Friday, November 09, 2007

Quality of sleep

This is one of those QoL inquiries that I ask early on in my annual physicals. Along with 'how's your energy' and 'are you having any fun?', I feel like these quality of life questions give me a good starting place for assessing my patients' general health. N-QoL (nocturnal quality of life) is one of those fancy catch phrases that medical researchers love. Embedded in your N-QoL is your QoS (quality of sleep of course) and your HUS (hours of uninterrupted sleep).

The urological investigators particularly seek information on HUS as a measure of bladder capacity in men with enlarged prostates. A bulgy prostate partially squashes the urethra. A full bladder generates a certain amount of pressure as it contracts to send urine out the urethra. Pressure falls as the bladder empties, and at a certain point, the pressure is too low in the partially emptied bladder to shoot urine through the narrowed urethra. As a result, men with benign prostatic hypertrophy--an enlarged prostate-- incompletely empty their bladders. They have less bladder capacity for newly-manufactured urine heading down from the kidneys and, therefore, a need to void more frequently. This obviously impacts their N-QoL.

Drugs also impact our N-QoL. I love my improved QoS from melatonin and natural progesterone both of which improve QoD (dreaming). Nexium gives me nightmares. Recent evidence suggests that simvastatin (aka Zocor) can also produce nightmares and reduce QoS. Simvastatin is a lipophilic (fat loving) drug as opposed to pravastatin which loves water. We are all fat-heads insofar as our brain is largely made up of fat, so simvastatin crosses into brain tissue where it may adversely affect sleep in some. As sleep gets a little dicey with aging, simvastatin may not be a good choice of drugs for those with QoS issues.

4 comments:

Jean said...

Another good post. Didn't ever read about the pressure lowering before.
My QoS is probably in the negative now:)
Interestingly, when we have guests my sleep is so much better - I sleep so much better with more people around. maybe I feel safer or know help is at hand if I need it.
Happy Friday, Doc.

Cilicious said...

Ever since I first became a mother 24 years ago, and began to deal with sleep deprivation, getting a good night's sleep has been sort of a hobby.
Especially *uninterrupted* sleep, the most precious slumber of all.
Over the years I've kept mental notes on how this or that helps/hinders.
I need fresh air and a cold room.
I've always slept better when #1: I was ovulating, and #2: everyone was home, but we have been through so many changes (including a move out of state, an empty nest, and menopause) in the past couple years that I've had to develop new sleep strategies.
I swim a couple times a week, walk daily, take black cohosh, and if necessary I'll rely on a bit of melatonin.

Mauigirl said...

Thanks for the helpful info. I'm glad I'm not on any drugs that give me nightmares; I always have had vivid dreams ever since I was a child as it is.

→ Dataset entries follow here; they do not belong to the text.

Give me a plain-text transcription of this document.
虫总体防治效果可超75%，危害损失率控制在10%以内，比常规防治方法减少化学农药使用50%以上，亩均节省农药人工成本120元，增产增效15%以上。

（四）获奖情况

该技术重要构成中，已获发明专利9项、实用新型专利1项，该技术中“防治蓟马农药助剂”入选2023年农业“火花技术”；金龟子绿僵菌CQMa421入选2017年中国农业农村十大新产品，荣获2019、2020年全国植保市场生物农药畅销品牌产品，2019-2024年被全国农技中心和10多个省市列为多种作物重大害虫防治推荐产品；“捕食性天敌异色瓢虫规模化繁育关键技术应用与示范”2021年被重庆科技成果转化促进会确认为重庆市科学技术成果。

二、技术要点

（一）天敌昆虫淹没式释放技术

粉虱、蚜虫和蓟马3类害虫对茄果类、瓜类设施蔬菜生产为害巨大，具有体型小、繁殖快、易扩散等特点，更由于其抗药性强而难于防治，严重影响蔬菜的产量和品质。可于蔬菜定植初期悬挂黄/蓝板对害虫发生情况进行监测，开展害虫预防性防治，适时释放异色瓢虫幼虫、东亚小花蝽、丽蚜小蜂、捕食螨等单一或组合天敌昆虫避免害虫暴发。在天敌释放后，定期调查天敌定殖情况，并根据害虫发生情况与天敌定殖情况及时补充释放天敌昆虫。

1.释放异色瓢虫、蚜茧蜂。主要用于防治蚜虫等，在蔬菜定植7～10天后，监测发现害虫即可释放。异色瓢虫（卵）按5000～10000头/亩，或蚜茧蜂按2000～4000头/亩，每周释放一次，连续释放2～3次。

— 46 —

I love the way you write about these subjects - you make all of this interesting and with a spark of humor! Great posts.

Femail doc said...

Jean: I always feel better when the neighbors are home, perhaps for the same reason you like guests in the house. They, unfortuantely, moved to Philadelphia months ago leaving their empty house with the for sale sign behind.

Cilicious: Interesting what drives a mother's sleep, hormones and knowing the little chicks are safe and accounted for. Once the nest empties and the hormones dwindle, new strategies are definitely in order!

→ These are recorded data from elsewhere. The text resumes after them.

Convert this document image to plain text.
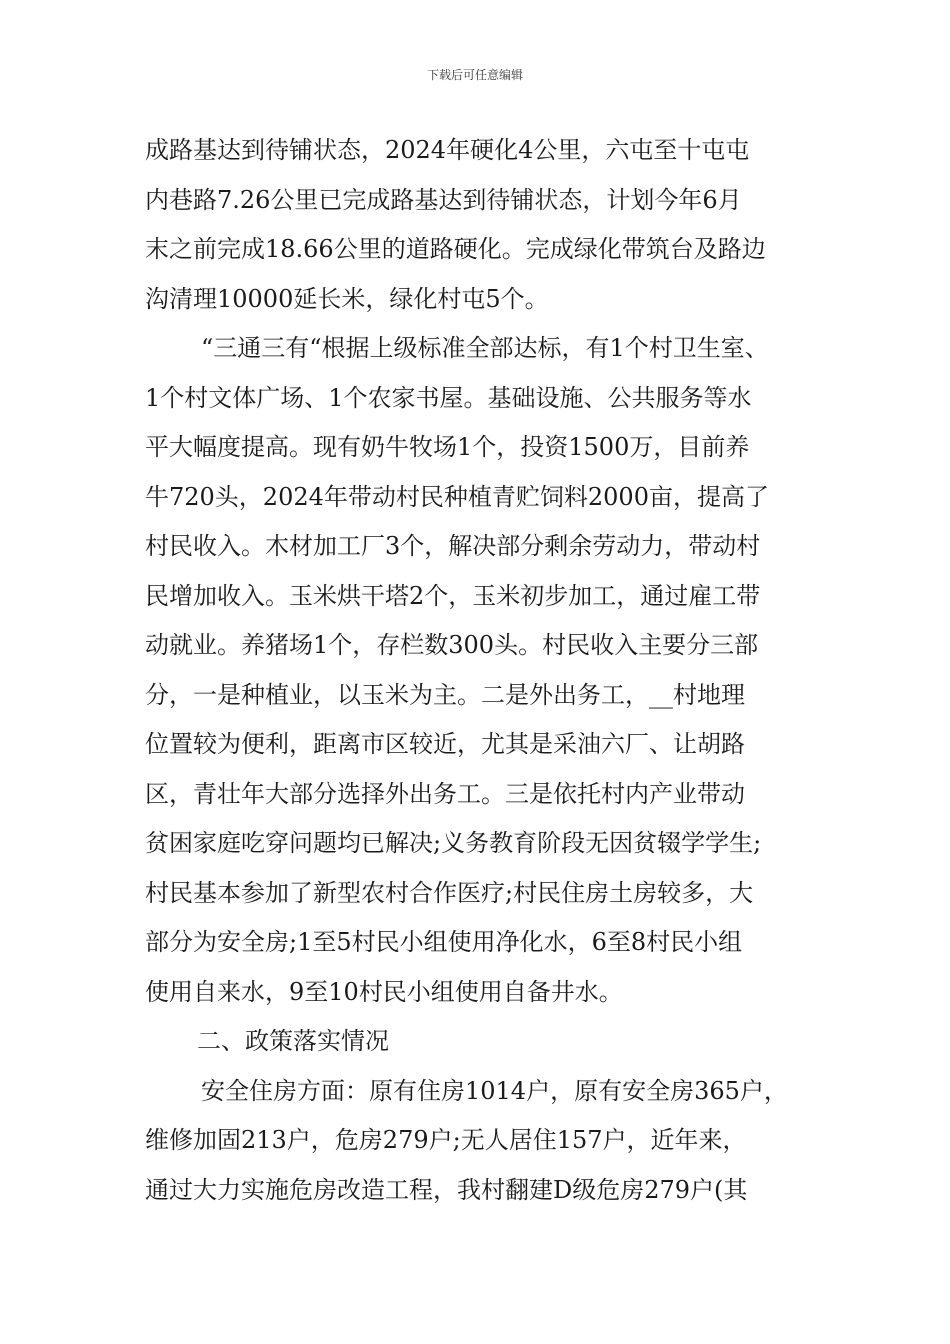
下载后可任意编辑
成路基达到待铺状态，2024年硬化4公里，六屯至十屯屯
内巷路7.26公里已完成路基达到待铺状态，计划今年6月
末之前完成18.66公里的道路硬化。完成绿化带筑台及路边
沟清理10000延长米，绿化村屯5个。
“三通三有“根据上级标准全部达标，有1个村卫生室、
1个村文体广场、1个农家书屋。基础设施、公共服务等水
平大幅度提高。现有奶牛牧场1个，投资1500万，目前养
牛720头，2024年带动村民种植青贮饲料2000亩，提高了
村民收入。木材加工厂3个，解决部分剩余劳动力，带动村
民增加收入。玉米烘干塔2个，玉米初步加工，通过雇工带
动就业。养猪场1个，存栏数300头。村民收入主要分三部
分，一是种植业，以玉米为主。二是外出务工，__村地理
位置较为便利，距离市区较近，尤其是采油六厂、让胡路
区，青壮年大部分选择外出务工。三是依托村内产业带动
贫困家庭吃穿问题均已解决;义务教育阶段无因贫辍学学生;
村民基本参加了新型农村合作医疗;村民住房土房较多，大
部分为安全房;1至5村民小组使用净化水，6至8村民小组
使用自来水，9至10村民小组使用自备井水。
二、政策落实情况
安全住房方面：原有住房1014户，原有安全房365户，
维修加固213户，危房279户;无人居住157户，近年来，
通过大力实施危房改造工程，我村翻建D级危房279户(其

The evidence that melatonin is a neuroprotective agent that everyone probably ought to take as they and their brains age is ovewhelming. Three chapters just on melatonin in the New York Academy of Science's book Neuroprotective Agents convinced me to take it nightly.

MG: I love vivid dreams, thanks for the compliment, and your wonderful comments always make me feel like someone out there is paying attention to me. Thanks.